Copyright enforcement company Righthaven has filed nearly all of its lawsuits-nearly 300 now-in two states, Nevada and Colorado. Now all of the 35 cases it has pending in Colorado have been put on hold. That’s because the judge overseeing those cases wants to determine whether Righthaven has standing to sue in the first place, before the suits move forward. The contracts that the company has struck with its main newspaper clients, the Las Vegas Review-Journal and The Denver Post, are being attacked as invalid by some defense attorneys.
Righthaven has filed 57 cases in total in Colorado, according to a tally by the Las Vegas Sun, a competitor to the LV R-J. Of those, 22 have been dismissed by Righthaven and presumably settled, while 35 are still pending. Righthaven has filed a total of 274 lawsuits in Nevada, Colorado, and South Carolina.
The Colorado defendants’ argument is similar to that of the lawyers representing the Democratic Underground blog in Nevada. Because the Righthaven contract offers only the right to file lawsuits-and not other important rights that come with a copyright-it isn’t a legally valid transfer of copyright, defense lawyers are arguing. Righthaven disputes those arguments and says the agreement it has with newspapers is legal.

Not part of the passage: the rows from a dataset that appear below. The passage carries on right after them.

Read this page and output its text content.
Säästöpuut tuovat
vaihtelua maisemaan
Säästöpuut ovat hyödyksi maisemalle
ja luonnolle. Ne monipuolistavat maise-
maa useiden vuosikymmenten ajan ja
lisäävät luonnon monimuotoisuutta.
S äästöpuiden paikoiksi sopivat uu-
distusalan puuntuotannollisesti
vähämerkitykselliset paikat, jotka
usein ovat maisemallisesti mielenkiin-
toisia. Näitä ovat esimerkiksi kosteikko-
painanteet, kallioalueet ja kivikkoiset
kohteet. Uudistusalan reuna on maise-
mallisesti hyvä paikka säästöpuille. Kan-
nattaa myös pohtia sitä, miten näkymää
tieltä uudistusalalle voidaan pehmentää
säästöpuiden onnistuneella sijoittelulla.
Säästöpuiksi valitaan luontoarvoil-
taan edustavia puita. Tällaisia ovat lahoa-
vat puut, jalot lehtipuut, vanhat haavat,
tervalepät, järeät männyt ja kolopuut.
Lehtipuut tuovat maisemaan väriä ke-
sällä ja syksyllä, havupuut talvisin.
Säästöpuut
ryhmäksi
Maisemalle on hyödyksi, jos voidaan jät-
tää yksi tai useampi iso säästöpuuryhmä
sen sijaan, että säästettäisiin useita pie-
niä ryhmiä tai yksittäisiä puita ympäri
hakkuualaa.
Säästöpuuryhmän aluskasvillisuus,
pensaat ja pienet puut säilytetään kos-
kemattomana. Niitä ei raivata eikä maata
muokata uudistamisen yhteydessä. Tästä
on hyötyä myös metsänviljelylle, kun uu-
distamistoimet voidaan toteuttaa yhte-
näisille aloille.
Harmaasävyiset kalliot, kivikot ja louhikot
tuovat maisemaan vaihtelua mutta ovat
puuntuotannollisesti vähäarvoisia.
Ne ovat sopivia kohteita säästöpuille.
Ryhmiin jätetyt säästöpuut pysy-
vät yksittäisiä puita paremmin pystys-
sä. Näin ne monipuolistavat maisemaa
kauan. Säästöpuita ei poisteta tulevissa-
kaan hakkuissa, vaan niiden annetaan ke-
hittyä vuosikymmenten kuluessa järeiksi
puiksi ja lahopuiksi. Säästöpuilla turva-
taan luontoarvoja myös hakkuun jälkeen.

Righthaven was founded last year to make money by acquiring copyrights of newspaper articles, and suing websites-mostly small ones-that use them without permission. So far, websites that have been fighting back have had some success-but dozens have chosen to settle, unwilling to pay the cost of copyright litigation, which is much higher than the few Righthaven settlements which have been reported (several thousand dollars each).
In Colorado, all of Righthaven’s cases are being overseen by one judge, U.S. District Judge John Kane. That’s a contrast to Nevada, where Righthaven’s cases are being divided up between various federal judges. In earlier rulings, Kane has already showed enormous skepticism towards Righthaven’s litigation tactics.